By Danny Sullivan – Longevity.Technology –
Healthspan Action Coalition’s Bernard Siegel says new state laws show the federal government needs to ‘get its act together’ on patient access to innovative therapies.
As a member of the Florida Bar Association for the past 50 years, and a full time advocate for regenerative medicine for more than 20 years, Siegel has some strong views on why these laws have started to appear.

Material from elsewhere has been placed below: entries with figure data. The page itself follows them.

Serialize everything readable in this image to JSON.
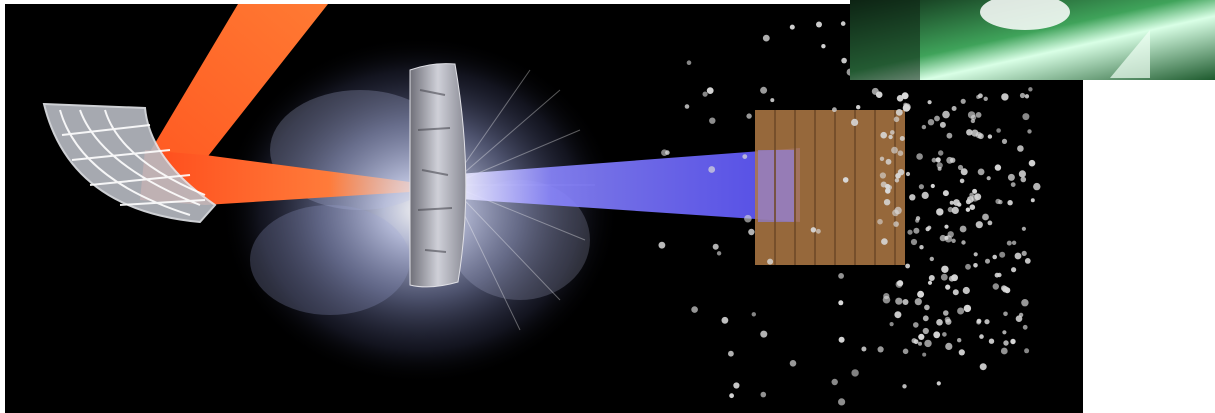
{
  "scene": {
    "background_color": "#000000",
    "laser_color": "#ff6a2a",
    "beam_color": "#6f6cff",
    "cloud_color": "#cfd6f2",
    "target_block_color": "#b07a45",
    "particle_color": "#d9d9d9",
    "inset_color": "#2f7a3a"
  },
  "elements": {
    "parabolic_mirror": "parabolic-mirror",
    "laser_beam": "laser-beam",
    "plasma_cloud": "plasma-cloud",
    "target_foil": "target-foil",
    "particle_beam": "particle-beam",
    "converter_block": "converter-block",
    "particles": "particles",
    "camera_inset": "camera-inset"
  }
}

“It’s important to realize that these bills are untested, and while each bill can be considered as progress, I think they also highlight the issue of the overall reforms that need to be made,” he says. “That is, to have all regulatory systems modified to keep up with the technologies that we have today. That’s the root of a lot of problems in the field.”
New regulation needed
To illustrate his point, Siegel refers to an article in Regenerative Medicine written in 2011 by UCL professor Chris Mason, which described cell therapy as a key “pillar” of healthcare.

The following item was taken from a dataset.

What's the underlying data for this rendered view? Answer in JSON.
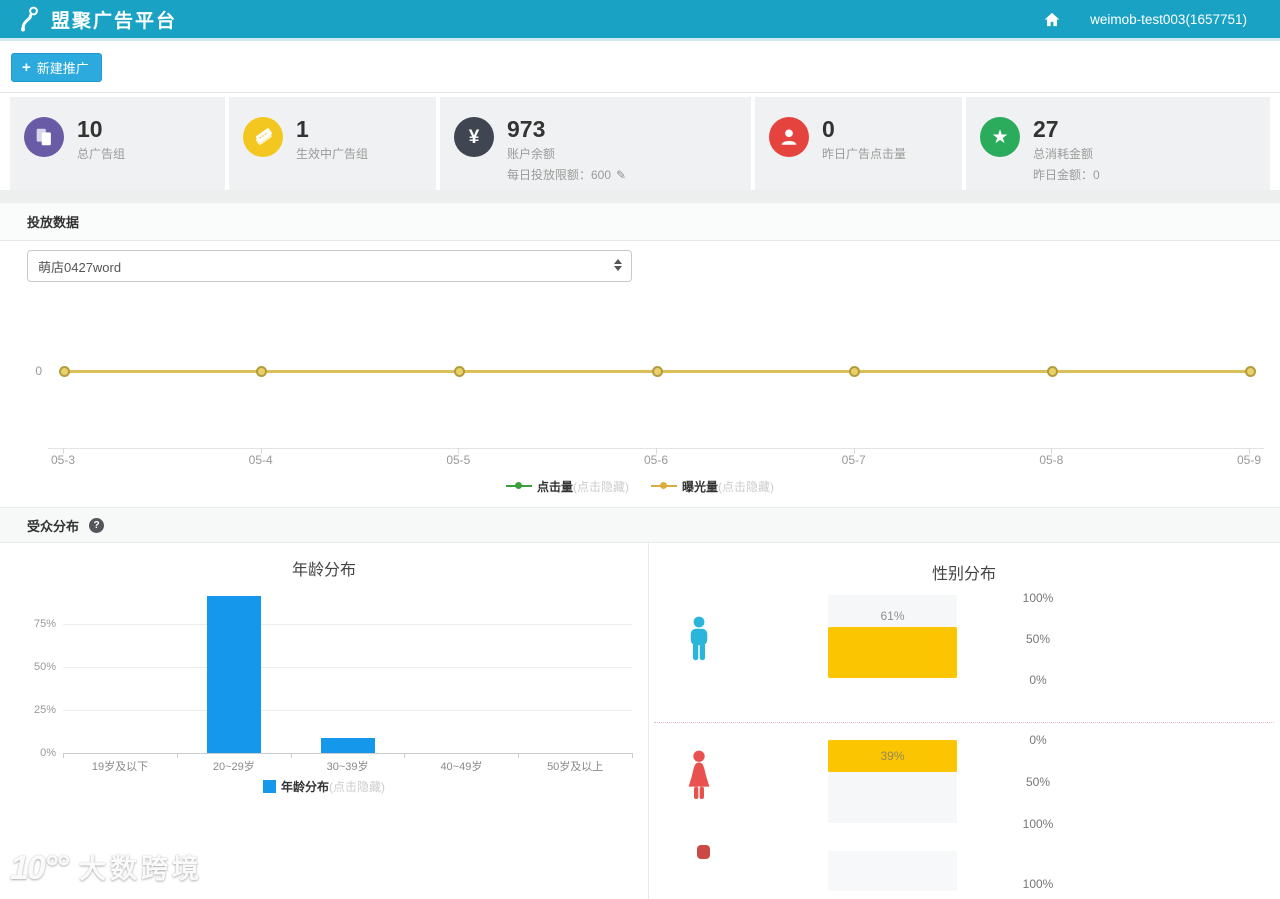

“The other pillars of healthcare – pharmaceuticals, biologics and medical devices – already had infrastructure built-in, but cell therapies did not – no reimbursement, no special guide,” he says. “So, if you’re going to jam all cell therapies under the same rules as biologics, nothing could get through the rigorous clinical trials and massive expense. We needed laws to keep up with innovation, and we didn’t have them.”
Fast forward to today and Siegel feels the situation hasn’t changed much – certainly not at the federal level.

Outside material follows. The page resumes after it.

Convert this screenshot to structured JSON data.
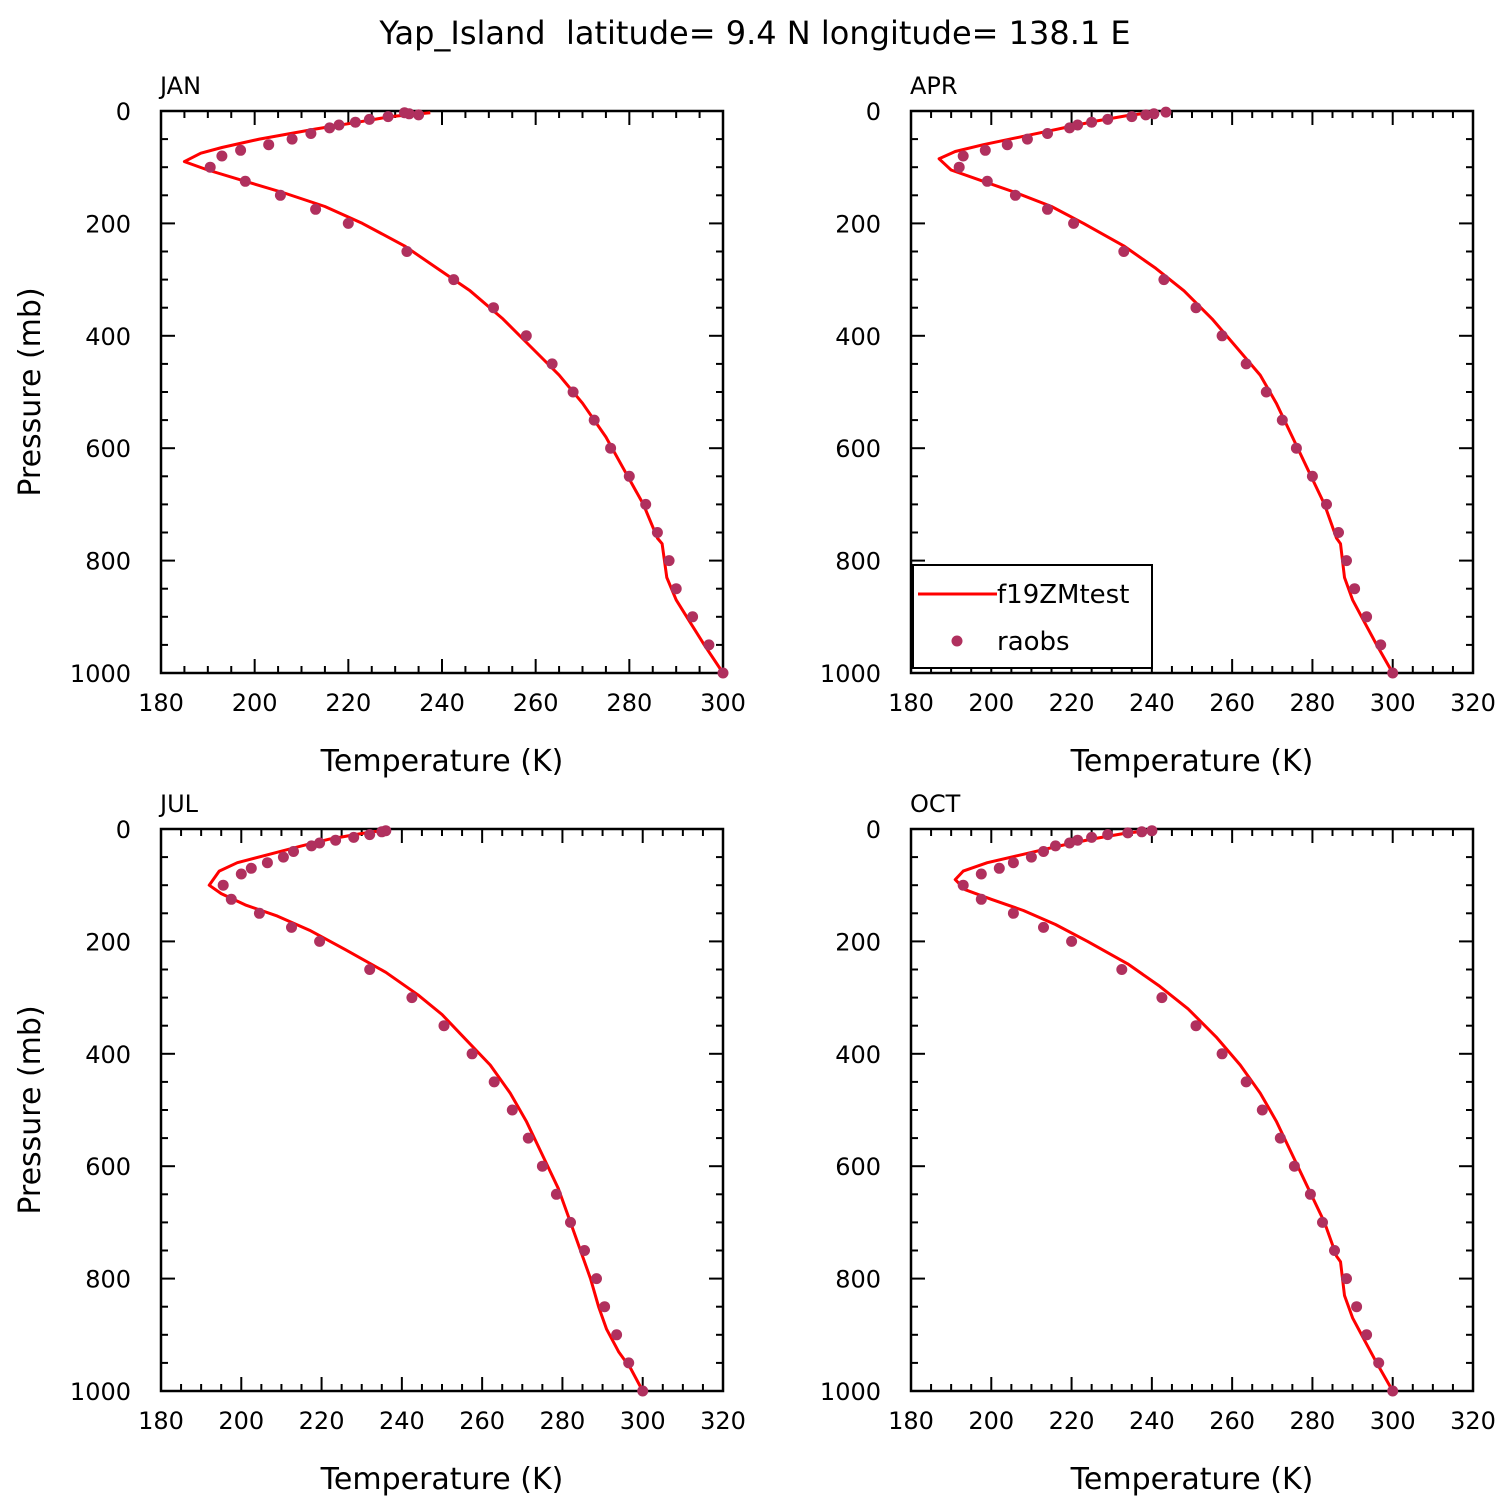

“The Healthspan Action Coalition has 275 member organizations cross sector, but there’s a huge frustration that our systems are broken down and have not taken advantage of the opportunities of innovation,” he says. “We are already overwhelmed with innovation, and emerging technologies like AI and data and analytics are going to explode things further. We need our regulatory systems to be able to keep up with it all.”